Walaupun tercipta waktu luang yang tak terhingga tetapi tetap saja akan terasa amat bosan jikalau hal seperti itu ditemui every day.

Ada yang bilang pengangguran itu pilihan, karena tak seorang pun yang mau hidup tanpa berpenghasilan dan melarat, siapa yang mau berusaha dan tidak malas-malasan maka Ia bisa saja mendapatkan pekerjaan. Namun bagi pengangguran kelas kakap itu semua hanya omongan anak orang kaya, hanya bualan anak manja yang sedari kecil tak pernah hidup susah dan orang yang beruntung dikelilingi lingkungan dan orang-orang yang peduli.

Bagi pengangguran kelas kakap melarat dan banyak hutang seakan menjadi teman dan pakaian di sepanjang hidupnya, jikalau orang normal tidur di malam hari, bagi golongan ini sleep every where every time.

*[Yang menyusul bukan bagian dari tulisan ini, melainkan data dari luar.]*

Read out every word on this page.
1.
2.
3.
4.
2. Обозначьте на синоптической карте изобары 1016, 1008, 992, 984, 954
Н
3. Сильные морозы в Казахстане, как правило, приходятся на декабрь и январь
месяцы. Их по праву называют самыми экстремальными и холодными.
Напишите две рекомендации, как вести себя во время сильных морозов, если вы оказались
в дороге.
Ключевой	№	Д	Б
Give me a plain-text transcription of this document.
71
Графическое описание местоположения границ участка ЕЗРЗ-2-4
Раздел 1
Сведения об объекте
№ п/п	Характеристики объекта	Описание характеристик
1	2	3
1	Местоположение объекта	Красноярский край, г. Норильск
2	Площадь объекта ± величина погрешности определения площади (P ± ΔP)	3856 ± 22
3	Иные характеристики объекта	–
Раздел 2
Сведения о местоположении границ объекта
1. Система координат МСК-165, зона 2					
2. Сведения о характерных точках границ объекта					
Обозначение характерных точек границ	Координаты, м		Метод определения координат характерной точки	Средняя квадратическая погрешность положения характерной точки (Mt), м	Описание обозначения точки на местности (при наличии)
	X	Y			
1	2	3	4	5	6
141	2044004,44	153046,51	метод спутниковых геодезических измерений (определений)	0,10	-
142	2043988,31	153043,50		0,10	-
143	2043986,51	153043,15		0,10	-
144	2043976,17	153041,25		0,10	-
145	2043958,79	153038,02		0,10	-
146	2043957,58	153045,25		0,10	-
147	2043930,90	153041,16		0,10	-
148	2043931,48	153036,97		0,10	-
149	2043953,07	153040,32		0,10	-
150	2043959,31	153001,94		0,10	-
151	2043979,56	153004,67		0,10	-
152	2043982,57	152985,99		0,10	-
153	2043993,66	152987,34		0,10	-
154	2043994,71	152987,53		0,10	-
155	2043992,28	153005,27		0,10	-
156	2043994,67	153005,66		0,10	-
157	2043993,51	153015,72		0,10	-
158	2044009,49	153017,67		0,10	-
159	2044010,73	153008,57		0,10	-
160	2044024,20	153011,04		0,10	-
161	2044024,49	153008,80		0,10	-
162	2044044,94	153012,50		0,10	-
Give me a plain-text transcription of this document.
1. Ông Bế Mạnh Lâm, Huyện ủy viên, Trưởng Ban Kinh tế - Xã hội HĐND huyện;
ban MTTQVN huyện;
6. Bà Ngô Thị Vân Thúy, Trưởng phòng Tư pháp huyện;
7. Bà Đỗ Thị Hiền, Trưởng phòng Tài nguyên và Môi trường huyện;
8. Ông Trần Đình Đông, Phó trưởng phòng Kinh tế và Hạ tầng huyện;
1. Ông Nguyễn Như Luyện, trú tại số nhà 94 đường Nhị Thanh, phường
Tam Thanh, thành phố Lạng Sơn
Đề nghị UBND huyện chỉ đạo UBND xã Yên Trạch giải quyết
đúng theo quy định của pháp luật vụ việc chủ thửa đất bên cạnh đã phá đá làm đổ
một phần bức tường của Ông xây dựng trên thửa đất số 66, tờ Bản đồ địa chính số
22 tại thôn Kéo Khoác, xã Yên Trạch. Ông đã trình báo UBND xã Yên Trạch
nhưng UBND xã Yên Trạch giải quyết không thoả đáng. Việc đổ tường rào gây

Tiada hari tanpa mengeluh dan tidur adalah jalan yang tepat bagi golongan ini untuk membangun mimpi. Masa bodo dengan apa yang terjadi di luar sana toh nanti gw punya harapan, karena golongan gw akan dibina dan mendapatkan perhatian yang lebih dari pemerintah, diberi pelatihan dan peningkatan skill plus diberi upah itu adalah mimpi bagi kelas kakap ini.

Dengan adanya program kartu prakerja, golongan ini sangat amat antusias layaknya buaya lapar yang dikasih potongan ayam mekdonal, mereka mengira dengan adanya program ini hidup mereka bisa lebih baik dan layak seperti kebanyakan insan  pada umumnya.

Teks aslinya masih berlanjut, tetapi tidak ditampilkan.